46. TERULANG KEMBALI

3.9K 710 666
                                    

"Kenapa Ven?"

"Celaka, Alsava dalam bahaya."

Raven segera berdiri. Menyambar jaketnya membuat Arkan kebingungan. Namun ia langsung konek saat Raven menyebut nama Alsava. Dari rautnya saja sudah jelas bahwa Alsava sedang tidak baik-baik saja.

Raven mencoba menelfon nomer Alsava kembali. Namun tidak ada jawaban. Hingga ketiga kalinya terjawab, namun bukan suara Alsava melainkan suara lelaki.

"Halo Raven.
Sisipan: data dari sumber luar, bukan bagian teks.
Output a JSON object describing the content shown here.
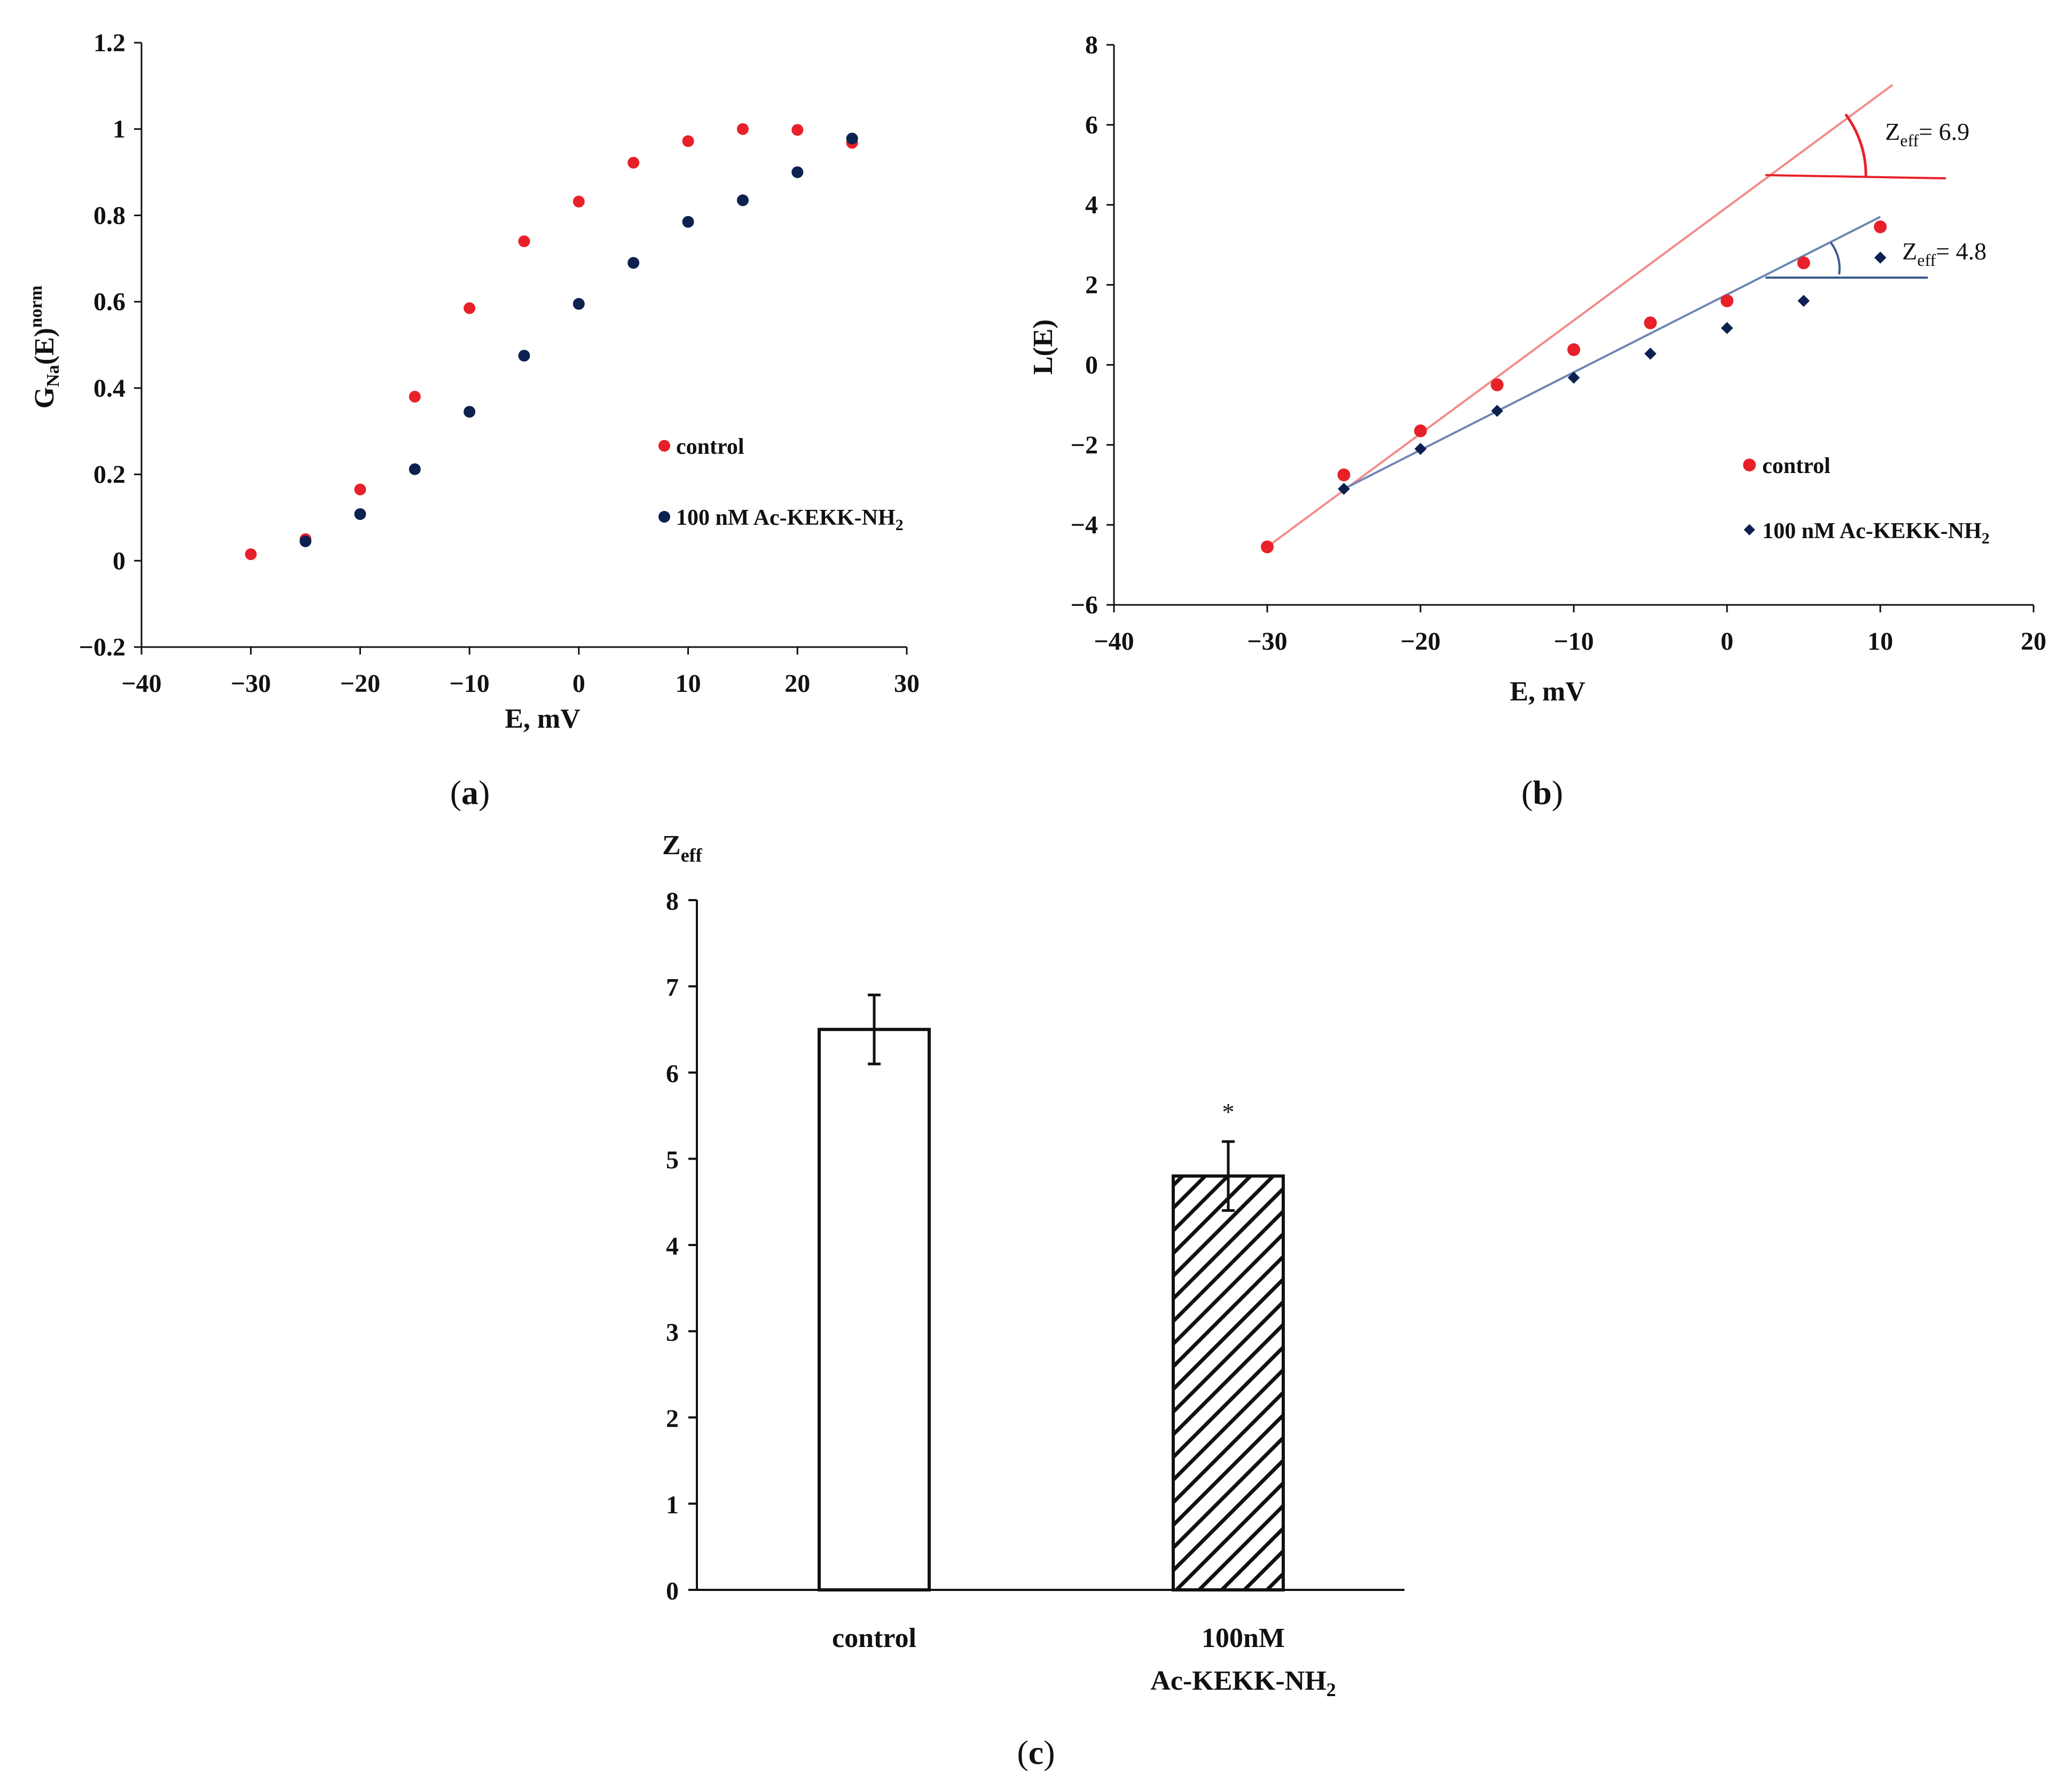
{
  "chart_data": [
    {
      "id": "a",
      "type": "scatter",
      "panel_label": "a",
      "xlabel": "E, mV",
      "ylabel": {
        "base": "G",
        "sub": "Na",
        "mid": "(E)",
        "sup": "norm"
      },
      "xlim": [
        -40,
        30
      ],
      "ylim": [
        -0.2,
        1.2
      ],
      "xticks": [
        -40,
        -30,
        -20,
        -10,
        0,
        10,
        20,
        30
      ],
      "yticks": [
        -0.2,
        0,
        0.2,
        0.4,
        0.6,
        0.8,
        1,
        1.2
      ],
      "xtick_labels": [
        "−40",
        "−30",
        "−20",
        "−10",
        "0",
        "10",
        "20",
        "30"
      ],
      "ytick_labels": [
        "−0.2",
        "0",
        "0.2",
        "0.4",
        "0.6",
        "0.8",
        "1",
        "1.2"
      ],
      "series": [
        {
          "name": "control",
          "color": "#e8202a",
          "marker": "circle",
          "x": [
            -30,
            -25,
            -20,
            -15,
            -10,
            -5,
            0,
            5,
            10,
            15,
            20,
            25
          ],
          "y": [
            0.015,
            0.05,
            0.165,
            0.38,
            0.585,
            0.74,
            0.832,
            0.922,
            0.972,
            1.0,
            0.998,
            0.968
          ]
        },
        {
          "name": "100 nM Ac-KEKK-NH2",
          "name_main": "100 nM Ac-KEKK-NH",
          "name_sub": "2",
          "color": "#0d2150",
          "marker": "circle",
          "x": [
            -25,
            -20,
            -15,
            -10,
            -5,
            0,
            5,
            10,
            15,
            20,
            25
          ],
          "y": [
            0.045,
            0.108,
            0.212,
            0.345,
            0.475,
            0.595,
            0.69,
            0.785,
            0.835,
            0.9,
            0.978
          ]
        }
      ]
    },
    {
      "id": "b",
      "type": "scatter",
      "panel_label": "b",
      "xlabel": "E, mV",
      "ylabel": "L(E)",
      "xlim": [
        -40,
        20
      ],
      "ylim": [
        -6,
        8
      ],
      "xticks": [
        -40,
        -30,
        -20,
        -10,
        0,
        10,
        20
      ],
      "yticks": [
        -6,
        -4,
        -2,
        0,
        2,
        4,
        6,
        8
      ],
      "xtick_labels": [
        "−40",
        "−30",
        "−20",
        "−10",
        "0",
        "10",
        "20"
      ],
      "ytick_labels": [
        "−6",
        "−4",
        "−2",
        "0",
        "2",
        "4",
        "6",
        "8"
      ],
      "series": [
        {
          "name": "control",
          "color": "#e8202a",
          "marker": "circle",
          "x": [
            -30,
            -25,
            -20,
            -15,
            -10,
            -5,
            0,
            5,
            10
          ],
          "y": [
            -4.55,
            -2.75,
            -1.65,
            -0.5,
            0.38,
            1.05,
            1.6,
            2.55,
            3.45
          ]
        },
        {
          "name": "100 nM Ac-KEKK-NH2",
          "name_main": "100 nM Ac-KEKK-NH",
          "name_sub": "2",
          "color": "#0d2150",
          "marker": "diamond",
          "x": [
            -25,
            -20,
            -15,
            -10,
            -5,
            0,
            5,
            10
          ],
          "y": [
            -3.1,
            -2.1,
            -1.15,
            -0.32,
            0.28,
            0.92,
            1.6,
            2.68
          ]
        }
      ],
      "fit_lines": [
        {
          "series": "control",
          "color": "#f28b8b",
          "x": [
            -30,
            10.8
          ],
          "y": [
            -4.55,
            7.0
          ]
        },
        {
          "series": "100 nM Ac-KEKK-NH2",
          "color": "#6e86b3",
          "x": [
            -25,
            10
          ],
          "y": [
            -3.1,
            3.7
          ]
        }
      ],
      "annotations": [
        {
          "base": "Z",
          "sub": "eff",
          "text": "= 6.9",
          "color": "#e8202a"
        },
        {
          "base": "Z",
          "sub": "eff",
          "text": "= 4.8",
          "color": "#3c5a8f"
        }
      ]
    },
    {
      "id": "c",
      "type": "bar",
      "panel_label": "c",
      "ylabel": {
        "base": "Z",
        "sub": "eff"
      },
      "ylim": [
        0,
        8
      ],
      "yticks": [
        0,
        1,
        2,
        3,
        4,
        5,
        6,
        7,
        8
      ],
      "ytick_labels": [
        "0",
        "1",
        "2",
        "3",
        "4",
        "5",
        "6",
        "7",
        "8"
      ],
      "categories": [
        {
          "line1": "control",
          "line2": "",
          "line2_sub": ""
        },
        {
          "line1": "100nM",
          "line2": "Ac-KEKK-NH",
          "line2_sub": "2"
        }
      ],
      "values": [
        6.5,
        4.8
      ],
      "errors": [
        0.4,
        0.4
      ],
      "fills": [
        "solid-white",
        "hatched"
      ],
      "significance": [
        "",
        "*"
      ]
    }
  ]
}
Di mana Bunda kamu yang jagoan itu? Sudah lama sekali saya tidak bertemu dengan dia? Apa masih hidup?"

Emosi Raven memuncak. "Siapa lo??"

"Hmm... coba tanyakan pada Bundamu. Pasti dia mengenal saya. Bukan begitu Ara?"

Raven berbalik, baru menyadari keberadaan sang Bunda dan Ayahnya. Kini mereka berdua sudah mendengar semuanya. Ara mendekati Raven, merebut ponsel itu. Ia mengenal suara itu.

"Alsava dalam bahaya. Tidak mungkin kan kalian biarin dia jadi korban selanjutnya?"

"Brengsek lo Gery! Sekali gue bertindak, lo gak akan bisa bernapas lagi." Ara langsung mematikan pangilannya. Ia mengepalkan tangan emosi, menarik tangan Arya. "Aku bakalan bales semuanya Arya."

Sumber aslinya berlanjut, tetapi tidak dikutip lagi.